Download the SEAB economics syllabus free from the SEAB website and print the content pages so you can write on them. Go down the document line by line and grade every point A, B or C: A means you could explain it from memory with three paragraphs and a diagram, B means you would need a quick recap, and C means you would struggle to start. Mark yourself honestly, because the value is entirely in the honesty. Then revise your Cs first, your Bs next, and leave the As alone. As you do essays and case studies, tick the line items each piece tested, so the sheet becomes a living record of where you are strong, where you are shaky, and what you have actually practised.
Where can I get the A level economics syllabus?
From the SEAB website, free of charge. SEAB is the Singapore Examinations and Assessment Board, the body that sets your A level papers, and it publishes the official syllabus document for each subject, including H1 economics (8843) and H2 economics (9570). Search for the subject code and the current year, download the PDF, and use the version that matches the year you are sitting, because syllabuses are occasionally revised.
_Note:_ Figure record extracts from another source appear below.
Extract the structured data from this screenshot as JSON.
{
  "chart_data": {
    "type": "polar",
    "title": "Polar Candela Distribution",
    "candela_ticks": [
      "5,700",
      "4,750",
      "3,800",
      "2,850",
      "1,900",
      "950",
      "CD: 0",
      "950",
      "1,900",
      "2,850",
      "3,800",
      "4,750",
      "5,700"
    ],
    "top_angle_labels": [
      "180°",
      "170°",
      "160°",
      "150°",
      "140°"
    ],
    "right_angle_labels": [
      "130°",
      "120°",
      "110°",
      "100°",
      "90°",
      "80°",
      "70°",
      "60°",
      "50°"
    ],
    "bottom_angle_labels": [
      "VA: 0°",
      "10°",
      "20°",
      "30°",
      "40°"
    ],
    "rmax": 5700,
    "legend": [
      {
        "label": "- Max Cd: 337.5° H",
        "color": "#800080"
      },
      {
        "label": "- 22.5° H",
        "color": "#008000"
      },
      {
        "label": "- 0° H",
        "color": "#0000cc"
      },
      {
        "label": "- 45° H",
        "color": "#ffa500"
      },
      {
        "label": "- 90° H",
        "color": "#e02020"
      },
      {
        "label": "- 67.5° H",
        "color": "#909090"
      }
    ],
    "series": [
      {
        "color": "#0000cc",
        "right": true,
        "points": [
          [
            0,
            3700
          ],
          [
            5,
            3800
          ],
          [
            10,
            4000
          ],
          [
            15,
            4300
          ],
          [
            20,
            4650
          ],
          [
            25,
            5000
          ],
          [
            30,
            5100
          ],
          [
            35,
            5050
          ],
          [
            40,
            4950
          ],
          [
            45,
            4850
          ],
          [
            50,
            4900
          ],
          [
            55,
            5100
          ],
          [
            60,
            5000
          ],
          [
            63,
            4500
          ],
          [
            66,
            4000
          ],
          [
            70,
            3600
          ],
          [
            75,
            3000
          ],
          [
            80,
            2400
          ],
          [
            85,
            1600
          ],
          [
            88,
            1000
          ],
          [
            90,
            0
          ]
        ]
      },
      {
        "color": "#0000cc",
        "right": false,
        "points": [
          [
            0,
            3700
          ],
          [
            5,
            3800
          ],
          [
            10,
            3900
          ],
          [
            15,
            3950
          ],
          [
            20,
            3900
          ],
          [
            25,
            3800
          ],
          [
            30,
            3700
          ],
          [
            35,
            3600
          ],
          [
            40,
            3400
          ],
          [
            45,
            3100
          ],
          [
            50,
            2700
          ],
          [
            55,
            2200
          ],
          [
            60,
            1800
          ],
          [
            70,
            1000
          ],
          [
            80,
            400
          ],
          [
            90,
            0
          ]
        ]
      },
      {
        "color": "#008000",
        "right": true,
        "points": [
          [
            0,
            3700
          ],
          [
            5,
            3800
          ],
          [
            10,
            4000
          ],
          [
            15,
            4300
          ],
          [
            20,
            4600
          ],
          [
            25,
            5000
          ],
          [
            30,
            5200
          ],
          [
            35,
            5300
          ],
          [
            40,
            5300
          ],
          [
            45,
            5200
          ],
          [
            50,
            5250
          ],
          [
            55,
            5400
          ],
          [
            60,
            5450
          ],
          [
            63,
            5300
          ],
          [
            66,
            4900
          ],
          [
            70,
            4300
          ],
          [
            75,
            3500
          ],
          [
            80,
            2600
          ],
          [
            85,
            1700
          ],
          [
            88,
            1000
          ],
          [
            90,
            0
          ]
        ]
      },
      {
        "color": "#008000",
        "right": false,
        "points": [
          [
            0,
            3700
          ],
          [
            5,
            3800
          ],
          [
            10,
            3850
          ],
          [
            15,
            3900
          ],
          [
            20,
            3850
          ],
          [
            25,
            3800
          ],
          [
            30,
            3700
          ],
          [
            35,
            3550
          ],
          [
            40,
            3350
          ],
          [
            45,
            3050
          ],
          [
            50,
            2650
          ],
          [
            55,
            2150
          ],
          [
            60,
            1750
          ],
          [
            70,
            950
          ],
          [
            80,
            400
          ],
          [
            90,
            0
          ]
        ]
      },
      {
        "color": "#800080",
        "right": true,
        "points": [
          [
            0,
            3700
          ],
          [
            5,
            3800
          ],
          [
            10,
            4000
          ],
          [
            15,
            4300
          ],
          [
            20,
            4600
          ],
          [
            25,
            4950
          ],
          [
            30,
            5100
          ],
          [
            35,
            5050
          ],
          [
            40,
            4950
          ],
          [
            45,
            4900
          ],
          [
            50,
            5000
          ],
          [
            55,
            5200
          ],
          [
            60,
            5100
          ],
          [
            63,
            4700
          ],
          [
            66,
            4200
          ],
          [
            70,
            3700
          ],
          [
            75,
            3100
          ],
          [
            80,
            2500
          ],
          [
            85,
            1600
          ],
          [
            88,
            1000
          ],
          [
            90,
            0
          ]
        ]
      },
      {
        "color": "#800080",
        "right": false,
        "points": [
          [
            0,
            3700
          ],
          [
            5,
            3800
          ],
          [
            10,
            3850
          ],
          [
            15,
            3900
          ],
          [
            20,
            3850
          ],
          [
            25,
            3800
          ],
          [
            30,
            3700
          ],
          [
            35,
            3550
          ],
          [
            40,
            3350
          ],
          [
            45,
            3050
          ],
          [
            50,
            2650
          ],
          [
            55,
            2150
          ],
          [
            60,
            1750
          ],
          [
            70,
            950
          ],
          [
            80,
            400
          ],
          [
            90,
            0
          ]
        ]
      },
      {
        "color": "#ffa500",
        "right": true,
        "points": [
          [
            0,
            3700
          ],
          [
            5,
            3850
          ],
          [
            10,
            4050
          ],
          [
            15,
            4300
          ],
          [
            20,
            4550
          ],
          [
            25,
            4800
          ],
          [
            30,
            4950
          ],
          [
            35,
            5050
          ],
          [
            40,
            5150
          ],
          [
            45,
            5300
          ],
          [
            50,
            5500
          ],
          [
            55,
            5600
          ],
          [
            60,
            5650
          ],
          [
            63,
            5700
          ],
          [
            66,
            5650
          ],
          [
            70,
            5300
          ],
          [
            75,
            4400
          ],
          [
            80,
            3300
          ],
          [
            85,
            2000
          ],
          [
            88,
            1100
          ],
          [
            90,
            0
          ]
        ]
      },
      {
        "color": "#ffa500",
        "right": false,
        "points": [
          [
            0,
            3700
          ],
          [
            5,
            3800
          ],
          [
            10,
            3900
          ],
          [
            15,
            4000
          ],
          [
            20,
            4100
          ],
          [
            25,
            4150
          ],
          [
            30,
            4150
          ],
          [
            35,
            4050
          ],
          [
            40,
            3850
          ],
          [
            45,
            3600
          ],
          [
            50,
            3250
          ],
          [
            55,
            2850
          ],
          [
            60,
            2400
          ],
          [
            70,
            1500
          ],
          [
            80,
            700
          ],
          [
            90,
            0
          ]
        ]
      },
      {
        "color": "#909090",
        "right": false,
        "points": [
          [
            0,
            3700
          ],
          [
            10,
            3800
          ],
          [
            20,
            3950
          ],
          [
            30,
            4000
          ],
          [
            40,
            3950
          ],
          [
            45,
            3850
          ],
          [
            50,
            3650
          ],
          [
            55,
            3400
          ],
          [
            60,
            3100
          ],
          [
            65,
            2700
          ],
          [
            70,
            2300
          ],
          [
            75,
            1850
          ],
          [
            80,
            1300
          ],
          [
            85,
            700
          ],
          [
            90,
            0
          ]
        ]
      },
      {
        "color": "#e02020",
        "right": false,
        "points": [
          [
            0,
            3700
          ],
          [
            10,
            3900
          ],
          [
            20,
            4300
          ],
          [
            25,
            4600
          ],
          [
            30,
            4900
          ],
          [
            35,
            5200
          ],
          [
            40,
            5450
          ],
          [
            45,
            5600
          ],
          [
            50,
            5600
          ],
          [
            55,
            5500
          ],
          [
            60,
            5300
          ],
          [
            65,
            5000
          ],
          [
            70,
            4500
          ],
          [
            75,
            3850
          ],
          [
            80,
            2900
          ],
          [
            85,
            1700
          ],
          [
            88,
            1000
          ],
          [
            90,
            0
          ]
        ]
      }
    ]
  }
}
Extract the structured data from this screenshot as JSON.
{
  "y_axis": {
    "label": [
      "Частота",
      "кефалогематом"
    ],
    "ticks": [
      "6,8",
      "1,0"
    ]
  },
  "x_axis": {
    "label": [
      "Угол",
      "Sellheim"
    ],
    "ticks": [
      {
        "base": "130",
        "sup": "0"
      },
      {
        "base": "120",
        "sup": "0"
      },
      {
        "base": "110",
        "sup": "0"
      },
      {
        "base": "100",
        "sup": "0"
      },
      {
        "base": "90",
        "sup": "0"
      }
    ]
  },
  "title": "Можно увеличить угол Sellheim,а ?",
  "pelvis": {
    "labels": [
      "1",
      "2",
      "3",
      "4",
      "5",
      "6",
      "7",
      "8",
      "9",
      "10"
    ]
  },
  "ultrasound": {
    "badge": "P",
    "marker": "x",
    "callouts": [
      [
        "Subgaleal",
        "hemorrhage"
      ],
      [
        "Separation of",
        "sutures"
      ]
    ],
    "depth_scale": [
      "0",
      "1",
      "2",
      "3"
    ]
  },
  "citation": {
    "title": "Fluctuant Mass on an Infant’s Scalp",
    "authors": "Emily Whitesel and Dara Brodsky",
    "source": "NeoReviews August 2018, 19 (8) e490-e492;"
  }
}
The content pages, the line by line list of topics and sub topics, are the part you want to print and turn into your checklist. It is the definitive statement of what you can be examined on, and it costs nothing.
How do I know what to revise for economics?
Let the official syllabus tell you, rather than guessing from your lecture notes. The SEAB syllabus lists every topic you can be examined on, so it defines the full scope of your revision, nothing more and nothing less. Print it, then grade every line A, B or C by how confidently you could produce an answer on it from memory. The Cs are where you should revise first, the Bs next, and the As you can largely leave. This stops you spreading effort evenly across topics you already know and topics you do not, and points your time at the gaps that are actually costing you marks. SEAB sets the paper, so its own document is the most reliable guide to what to revise.
How do I find my weak topics in economics?
Run an honest audit against the syllabus. Print the SEAB economics syllabus and go down it line by line, marking each point A, B or C: A if you could explain it from memory with three paragraphs and a diagram, B if you would need a recap, C if you would struggle to even start. The Cs, and to a lesser extent the Bs, are your weak topics, named precisely rather than felt vaguely. The key is to mark harshly: a topic that feels familiar is not the same as one you can produce under exam conditions, so the test for an A is whether you could write it from a blank page, not whether you recognise it. The honest Cs on your sheet are exactly the topics to revise first.